The 7th grade curriculum includes a block in nutrition and many of our classes focused on the culinary uses of the vegetables and herbs in our garden. In our greenhouse work we started annual kitchen herbs (thyme, cilantro, parsley) from seed and perennials (rosemary and sage) by propagation. We then cleaned up the kitchen herb garden to prepare for transplanting our seedlings. The students regularly helped with harvesting for our weekly farm stand in the fall, which included tomatoes, peppers, eggplants, and squash. They also learned how dry herbs for tea and to prepare pesto from our farm-raised basil and garlic.
Another aspect of 7th grade gardening was learning the importance of saving seeds. We harvested and cleaned seeds from several of our dye & fiber plants and packaged them in handmade origami envelopes to sell at the Winter Faire. Just before the holiday break, we did a bit of community service as “flower fairies” by planting dozens of daffodil and naked lady bulbs around campus.
In the 8th grade, students were introduced to the concepts of sustainability and permaculture through a series of farm-based projects which increased in complexity as the year progressed. In addition, the students were taught the proper use of various power tools. They also learned the proper care and maintenance of our garden tools.

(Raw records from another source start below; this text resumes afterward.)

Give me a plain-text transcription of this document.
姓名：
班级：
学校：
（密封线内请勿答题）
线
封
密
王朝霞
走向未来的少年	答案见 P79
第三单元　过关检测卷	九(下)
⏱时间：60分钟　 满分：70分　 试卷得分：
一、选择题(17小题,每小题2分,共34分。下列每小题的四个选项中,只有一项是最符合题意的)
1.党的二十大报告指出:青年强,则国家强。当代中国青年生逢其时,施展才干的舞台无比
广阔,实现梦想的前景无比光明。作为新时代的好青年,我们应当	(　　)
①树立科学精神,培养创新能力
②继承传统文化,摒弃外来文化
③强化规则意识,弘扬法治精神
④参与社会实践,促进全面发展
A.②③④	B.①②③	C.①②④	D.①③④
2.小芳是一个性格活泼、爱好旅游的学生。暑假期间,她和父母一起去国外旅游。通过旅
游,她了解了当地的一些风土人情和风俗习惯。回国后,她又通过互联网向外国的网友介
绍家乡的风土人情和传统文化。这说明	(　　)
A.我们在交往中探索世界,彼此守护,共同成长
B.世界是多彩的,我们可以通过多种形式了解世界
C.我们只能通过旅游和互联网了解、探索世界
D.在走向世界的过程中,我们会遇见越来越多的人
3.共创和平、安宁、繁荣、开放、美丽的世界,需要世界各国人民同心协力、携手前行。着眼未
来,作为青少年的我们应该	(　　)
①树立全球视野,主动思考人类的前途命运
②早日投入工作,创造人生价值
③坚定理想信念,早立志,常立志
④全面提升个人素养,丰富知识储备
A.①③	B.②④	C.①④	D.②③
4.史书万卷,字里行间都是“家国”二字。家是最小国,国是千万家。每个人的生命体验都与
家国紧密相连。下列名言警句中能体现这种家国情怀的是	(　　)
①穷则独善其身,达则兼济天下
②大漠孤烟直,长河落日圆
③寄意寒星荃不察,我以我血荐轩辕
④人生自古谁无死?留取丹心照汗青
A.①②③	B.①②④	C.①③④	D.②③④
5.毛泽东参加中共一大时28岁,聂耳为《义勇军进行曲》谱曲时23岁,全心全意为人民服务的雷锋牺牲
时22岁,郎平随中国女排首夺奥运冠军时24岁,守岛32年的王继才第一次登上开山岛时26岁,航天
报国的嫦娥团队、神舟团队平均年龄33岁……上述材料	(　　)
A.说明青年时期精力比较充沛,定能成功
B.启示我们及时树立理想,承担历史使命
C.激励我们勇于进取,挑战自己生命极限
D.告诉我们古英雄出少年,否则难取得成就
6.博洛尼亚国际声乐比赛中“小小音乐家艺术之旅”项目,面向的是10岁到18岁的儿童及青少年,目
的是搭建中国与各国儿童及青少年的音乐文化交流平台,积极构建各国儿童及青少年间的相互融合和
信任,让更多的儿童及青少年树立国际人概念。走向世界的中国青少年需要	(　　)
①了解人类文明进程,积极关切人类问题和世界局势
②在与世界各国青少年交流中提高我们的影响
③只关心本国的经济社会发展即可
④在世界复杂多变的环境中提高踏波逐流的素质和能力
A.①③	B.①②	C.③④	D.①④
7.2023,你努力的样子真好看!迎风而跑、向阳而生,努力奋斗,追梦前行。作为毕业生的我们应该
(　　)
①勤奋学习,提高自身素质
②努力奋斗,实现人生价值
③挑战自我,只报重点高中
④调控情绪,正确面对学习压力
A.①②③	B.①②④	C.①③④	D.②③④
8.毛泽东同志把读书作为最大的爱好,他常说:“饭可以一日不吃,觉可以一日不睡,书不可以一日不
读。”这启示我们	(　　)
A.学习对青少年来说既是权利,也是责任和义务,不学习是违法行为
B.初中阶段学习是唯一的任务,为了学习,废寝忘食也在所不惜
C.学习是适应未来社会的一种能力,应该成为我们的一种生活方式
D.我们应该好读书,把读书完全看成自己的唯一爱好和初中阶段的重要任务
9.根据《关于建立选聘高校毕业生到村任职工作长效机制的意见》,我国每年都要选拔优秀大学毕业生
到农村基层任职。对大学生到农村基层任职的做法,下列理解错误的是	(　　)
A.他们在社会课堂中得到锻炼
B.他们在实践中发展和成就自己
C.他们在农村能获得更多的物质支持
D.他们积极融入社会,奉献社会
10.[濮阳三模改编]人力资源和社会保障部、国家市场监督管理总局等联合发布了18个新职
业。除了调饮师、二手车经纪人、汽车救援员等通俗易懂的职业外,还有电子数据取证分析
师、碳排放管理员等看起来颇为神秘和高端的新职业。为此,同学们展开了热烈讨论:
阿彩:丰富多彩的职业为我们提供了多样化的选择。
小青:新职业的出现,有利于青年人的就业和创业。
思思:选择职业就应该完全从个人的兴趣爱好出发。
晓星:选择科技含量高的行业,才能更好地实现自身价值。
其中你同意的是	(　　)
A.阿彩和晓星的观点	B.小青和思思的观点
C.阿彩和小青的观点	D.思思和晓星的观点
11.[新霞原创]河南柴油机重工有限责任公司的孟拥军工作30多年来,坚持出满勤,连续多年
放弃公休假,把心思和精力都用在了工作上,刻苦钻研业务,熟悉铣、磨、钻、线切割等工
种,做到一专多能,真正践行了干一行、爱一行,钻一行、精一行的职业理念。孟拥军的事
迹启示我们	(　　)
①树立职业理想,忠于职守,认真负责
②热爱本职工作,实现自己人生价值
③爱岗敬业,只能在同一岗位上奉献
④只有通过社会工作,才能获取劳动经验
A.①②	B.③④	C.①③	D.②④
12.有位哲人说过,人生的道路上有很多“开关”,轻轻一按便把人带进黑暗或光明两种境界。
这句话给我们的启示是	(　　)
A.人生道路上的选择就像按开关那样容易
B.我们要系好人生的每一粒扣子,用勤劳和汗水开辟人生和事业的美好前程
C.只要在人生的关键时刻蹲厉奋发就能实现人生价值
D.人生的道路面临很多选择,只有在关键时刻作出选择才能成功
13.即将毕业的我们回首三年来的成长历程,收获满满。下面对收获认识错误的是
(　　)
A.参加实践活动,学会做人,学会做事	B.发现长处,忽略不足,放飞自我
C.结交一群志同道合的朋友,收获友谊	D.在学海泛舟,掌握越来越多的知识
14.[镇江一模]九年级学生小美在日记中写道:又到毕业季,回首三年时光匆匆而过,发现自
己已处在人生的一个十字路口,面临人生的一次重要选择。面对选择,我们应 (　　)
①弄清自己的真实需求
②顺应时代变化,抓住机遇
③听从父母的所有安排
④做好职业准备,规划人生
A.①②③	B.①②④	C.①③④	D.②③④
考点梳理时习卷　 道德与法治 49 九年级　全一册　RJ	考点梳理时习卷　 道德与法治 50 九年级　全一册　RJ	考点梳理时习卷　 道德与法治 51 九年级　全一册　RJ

Projects this year included designing and painting signs for the newly built compost corrals, designing and building a large planter bed for native berries (using materials salvaged on campus), building a vertical succulent garden from pallets, building tomato trellises from concrete reinforcement mesh, replanting the kindergarten vegetable beds, renovating our existing chicken tractor, and designing and building a portable chicken tractor from scratch. We had a few harvest parties along the way and enjoyed some delicious stir fries and salads.